Birmingham sex crimes defense attorneys know that it takes a lot to prove these kinds of cases.
Birmingham sex crimes are often complicated matters in terms of how prosecutors will build their cases. The more time that goes by between an offense an arrest, the weaker that evidence may be.
In cases where an arrest comes months or even years after an offense, it’s because some sort of DNA evidence has emerged. While that may go a long way in swaying a judge or jury, cases are rarely built on science alone. Another element that is also vitally important is witness testimony. The fact is, the longer time goes by, the weaker that evidence becomes – memories fade, details blur.
It’s important to have an experienced Birmingham criminal defense lawyer on your side because the stakes are truly to high to take your chances with a public defender.
In this case, police allege that the suspect burglarized a woman’s Highland Avenue residence, which was on the second story of an apartment building. He reportedly entered through a balcony. He then allegedly sexually assaulted the woman and then stabbed her in the stomach and cut her throat.

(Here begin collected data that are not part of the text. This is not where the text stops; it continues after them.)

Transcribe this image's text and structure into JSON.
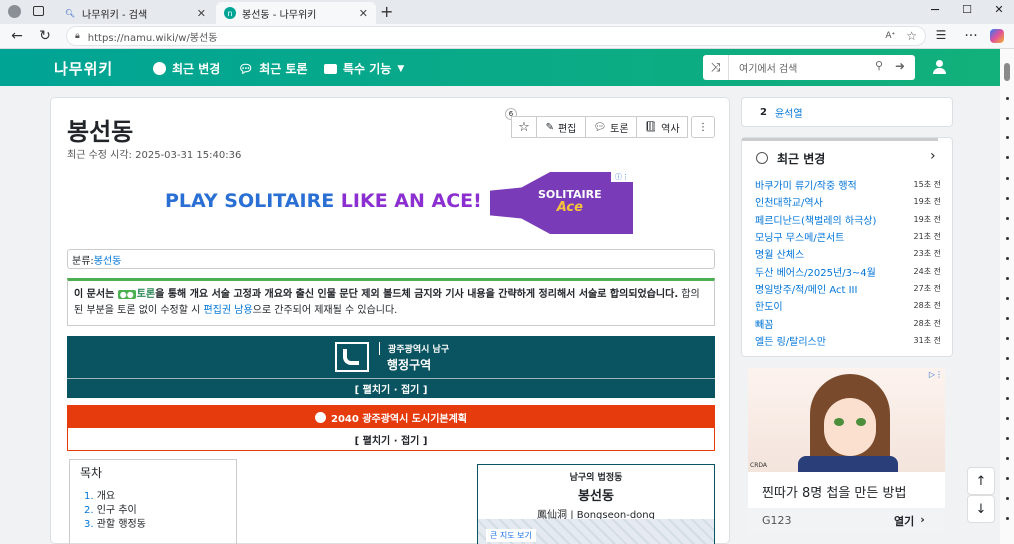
{
  "browser": {
    "tabs": [
      {
        "label": "나무위키 - 검색"
      },
      {
        "label": "봉선동 - 나무위키"
      }
    ],
    "url": "https://namu.wiki/w/봉선동",
    "window": {
      "min": "─",
      "max": "☐",
      "close": "✕"
    }
  },
  "site": {
    "logo": "나무위키",
    "nav": [
      {
        "label": "최근 변경"
      },
      {
        "label": "최근 토론"
      },
      {
        "label": "특수 기능"
      }
    ],
    "search_placeholder": "여기에서 검색"
  },
  "article": {
    "title": "봉선동",
    "modified": "최근 수정 시각: 2025-03-31 15:40:36",
    "star_count": "6",
    "tools": [
      {
        "label": "편집"
      },
      {
        "label": "토론"
      },
      {
        "label": "역사"
      }
    ],
    "ad_text_a": "PLAY SOLITAIRE ",
    "ad_text_b": "LIKE AN ACE!",
    "ad_logo_a": "SOLITAIRE",
    "ad_logo_b": "Ace",
    "category_label": "분류:",
    "category_value": "봉선동",
    "notice_a": "이 문서는 ",
    "notice_badge": "토론",
    "notice_b": "을 통해 개요 서술 고정과 개요와 출신 인물 문단 제외 볼드체 금지와 기사 내용을 간략하게 정리해서 서술로 합의되었습니다.",
    "notice_c": " 합의된 부분을 토론 없이 수정할 시 ",
    "notice_link": "편집권 남용",
    "notice_d": "으로 간주되어 제재될 수 있습니다.",
    "navbox1": {
      "sub": "광주광역시 남구",
      "main": "행정구역",
      "toggle": "[ 펼치기 · 접기 ]"
    },
    "navbox2": {
      "head": "2040 광주광역시 도시기본계획",
      "toggle": "[ 펼치기 · 접기 ]"
    },
    "toc": {
      "title": "목차",
      "items": [
        {
          "n": "1.",
          "label": "개요"
        },
        {
          "n": "2.",
          "label": "인구 추이"
        },
        {
          "n": "3.",
          "label": "관할 행정동"
        }
      ]
    },
    "infobox": {
      "caption": "남구의 법정동",
      "name": "봉선동",
      "hanja": "鳳仙洞 | Bongseon-dong",
      "map_btn": "큰 지도 보기"
    }
  },
  "sidebar": {
    "trending": {
      "rank": "2",
      "label": "윤석열"
    },
    "recent": {
      "title": "최근 변경",
      "items": [
        {
          "title": "바쿠가미 류기/작중 행적",
          "time": "15초 전"
        },
        {
          "title": "인천대학교/역사",
          "time": "19초 전"
        },
        {
          "title": "페르디난드(책벌레의 하극상)",
          "time": "19초 전"
        },
        {
          "title": "모닝구 무스메/콘서트",
          "time": "21초 전"
        },
        {
          "title": "명월 산체스",
          "time": "23초 전"
        },
        {
          "title": "두산 베어스/2025년/3~4월",
          "time": "24초 전"
        },
        {
          "title": "명일방주/적/메인 Act III",
          "time": "27초 전"
        },
        {
          "title": "한도이",
          "time": "28초 전"
        },
        {
          "title": "빼꼼",
          "time": "28초 전"
        },
        {
          "title": "엘든 링/탈리스만",
          "time": "31초 전"
        }
      ]
    },
    "ad": {
      "brand": "CRDA",
      "headline": "찐따가 8명 첩을 만든 방법",
      "source": "G123",
      "cta": "열기"
    }
  },
  "icons": [
    "search-icon",
    "star-icon",
    "pencil-icon",
    "chat-icon",
    "book-icon",
    "shuffle-icon",
    "arrow-right-icon",
    "user-icon",
    "clock-icon",
    "chevron-right-icon",
    "arrow-up-icon",
    "arrow-down-icon"
  ],
  "colors": {
    "brand": "#00a495",
    "navbox": "#0a5360",
    "plan": "#e53b0d",
    "link": "#0275d8"
  }
}
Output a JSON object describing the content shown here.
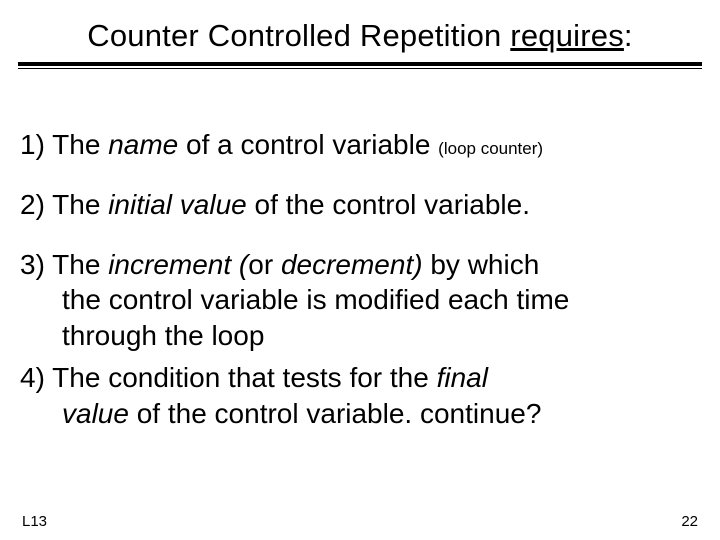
{
  "title": {
    "pre": "Counter Controlled Repetition ",
    "underlined": "requires",
    "colon": ":"
  },
  "points": {
    "p1_lead": "1) The ",
    "p1_italic": "name",
    "p1_rest": " of a control variable ",
    "p1_sub": "(loop counter)",
    "p2_lead": "2) The ",
    "p2_italic": "initial value",
    "p2_rest": "  of the control variable.",
    "p3_lead": "3) The ",
    "p3_italic1": "increment (",
    "p3_mid": "or ",
    "p3_italic2": "decrement)",
    "p3_rest1": " by which",
    "p3_line2": "the control variable is modified each time",
    "p3_line3": "through the loop",
    "p4_lead": "4) The condition that tests for the ",
    "p4_italic1": "final",
    "p4_italic2": "value",
    "p4_rest": " of the control variable. continue?"
  },
  "footer": {
    "left": "L13",
    "right": "22"
  }
}
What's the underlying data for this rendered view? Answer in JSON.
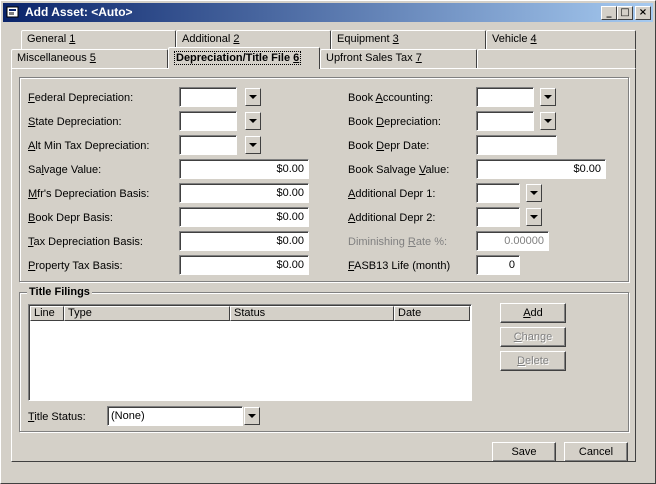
{
  "window": {
    "title": "Add Asset: <Auto>",
    "minimize_glyph": "_",
    "maximize_glyph": "□",
    "close_glyph": "×"
  },
  "tabs": {
    "row1": [
      {
        "pre": "General ",
        "key": "1",
        "post": ""
      },
      {
        "pre": "Additional ",
        "key": "2",
        "post": ""
      },
      {
        "pre": "Equipment ",
        "key": "3",
        "post": ""
      },
      {
        "pre": "Vehicle ",
        "key": "4",
        "post": ""
      }
    ],
    "row2": [
      {
        "pre": "Miscellaneous ",
        "key": "5",
        "post": ""
      },
      {
        "pre": "Depreciation/Title File ",
        "key": "6",
        "post": ""
      },
      {
        "pre": "Upfront Sales Tax ",
        "key": "7",
        "post": ""
      }
    ],
    "active": "Depreciation/Title File 6"
  },
  "left_fields": [
    {
      "key": "F",
      "rest": "ederal Depreciation:",
      "value": ""
    },
    {
      "key": "S",
      "rest": "tate Depreciation:",
      "value": ""
    },
    {
      "key": "A",
      "rest": "lt Min Tax Depreciation:",
      "value": ""
    },
    {
      "pre": "Sa",
      "key": "l",
      "rest": "vage Value:",
      "value": "$0.00"
    },
    {
      "key": "M",
      "rest": "fr's Depreciation Basis:",
      "value": "$0.00"
    },
    {
      "key": "B",
      "rest": "ook Depr Basis:",
      "value": "$0.00"
    },
    {
      "key": "T",
      "rest": "ax Depreciation Basis:",
      "value": "$0.00"
    },
    {
      "key": "P",
      "rest": "roperty Tax Basis:",
      "value": "$0.00"
    }
  ],
  "right_fields": [
    {
      "pre": "Book ",
      "key": "A",
      "rest": "ccounting:",
      "value": ""
    },
    {
      "pre": "Book ",
      "key": "D",
      "rest": "epreciation:",
      "value": ""
    },
    {
      "pre": "Book ",
      "key": "D",
      "rest": "epr Date:",
      "value": ""
    },
    {
      "pre": "Book Salvage ",
      "key": "V",
      "rest": "alue:",
      "value": "$0.00"
    },
    {
      "key": "A",
      "rest": "dditional Depr 1:",
      "value": ""
    },
    {
      "key": "A",
      "rest": "dditional Depr 2:",
      "value": ""
    },
    {
      "pre": "Diminishing ",
      "key": "R",
      "rest": "ate %:",
      "value": "0.00000"
    },
    {
      "key": "F",
      "rest": "ASB13 Life (month)",
      "value": "0"
    }
  ],
  "title_filings": {
    "group_label": "Title Filings",
    "columns": [
      "Line",
      "Type",
      "Status",
      "Date"
    ],
    "rows": [],
    "buttons": [
      {
        "key": "A",
        "rest": "dd"
      },
      {
        "key": "C",
        "rest": "hange"
      },
      {
        "key": "D",
        "rest": "elete"
      }
    ],
    "status_label_key": "T",
    "status_label_rest": "itle Status:",
    "status_value": "(None)"
  },
  "footer": {
    "save_label": "Save",
    "cancel_label": "Cancel"
  },
  "colors": {
    "face": "#d4d0c8",
    "title_start": "#0a246a",
    "title_end": "#a6caf0",
    "disabled_text": "#808080"
  }
}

The woman survived those injuries, and has since recovered.
Police say that in addition to that woman’s residence, the same suspect was believed to have broken into two other homes in the Southside area during that same month, which was July 2011.

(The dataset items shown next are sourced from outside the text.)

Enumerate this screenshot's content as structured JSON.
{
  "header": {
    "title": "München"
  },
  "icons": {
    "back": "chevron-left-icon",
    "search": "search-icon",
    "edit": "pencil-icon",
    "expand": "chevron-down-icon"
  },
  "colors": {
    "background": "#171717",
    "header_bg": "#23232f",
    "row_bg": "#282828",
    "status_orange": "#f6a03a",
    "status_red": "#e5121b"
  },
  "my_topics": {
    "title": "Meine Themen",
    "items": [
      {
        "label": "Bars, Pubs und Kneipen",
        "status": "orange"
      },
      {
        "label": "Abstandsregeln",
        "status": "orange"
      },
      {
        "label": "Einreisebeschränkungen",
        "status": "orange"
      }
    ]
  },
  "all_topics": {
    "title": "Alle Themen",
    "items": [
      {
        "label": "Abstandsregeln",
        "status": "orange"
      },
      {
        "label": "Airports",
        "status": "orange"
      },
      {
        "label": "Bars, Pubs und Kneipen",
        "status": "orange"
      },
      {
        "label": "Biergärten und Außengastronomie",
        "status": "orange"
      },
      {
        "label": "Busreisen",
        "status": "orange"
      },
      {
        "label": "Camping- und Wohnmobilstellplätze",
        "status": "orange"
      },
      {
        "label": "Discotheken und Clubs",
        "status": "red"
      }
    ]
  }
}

The police department’s sex crimes unit commissioned a composite sketch of the suspect.
Police have now said that composite, along with other sources that they aren’t yet revealing, led them to a 24-year-old Birmingham man.
In looking at the sketch versus the defendant’s mug shot, it’s important to note that the only thing similar is the facial hair – which is not highly unique by any measure and which, as we all know, can be easily altered.
It’s not clear what other evidence they have against this individual, but if they’re going solely based on a sketch, it’s going to be a tough sell to a jury.
The defendant is currently being held on charges of attempted murder and first-degree rape, kidnapping and burglary. His bond has been set at $580,000.
According to Alabama Code 13A-6-61, rape in the first degree is defined as either forcing someone to have sexual intercourse against their will or engaging the other person in sex even if he or she is unable to provide consent (i.e., they are unconscious or physically helpless). It’s also considered first-degree rape if the alleged victim is under the age of 12 and the offender is over the age of 16. First-degree rape in Alabama is a Class A felony, which means it’s punishable by up to life in prison.
Compare that to sexual abuse in the first degree, which under Alabama Code 13A-6-66 is nearly the same, except the act is described as any sexual contact rather than intercourse.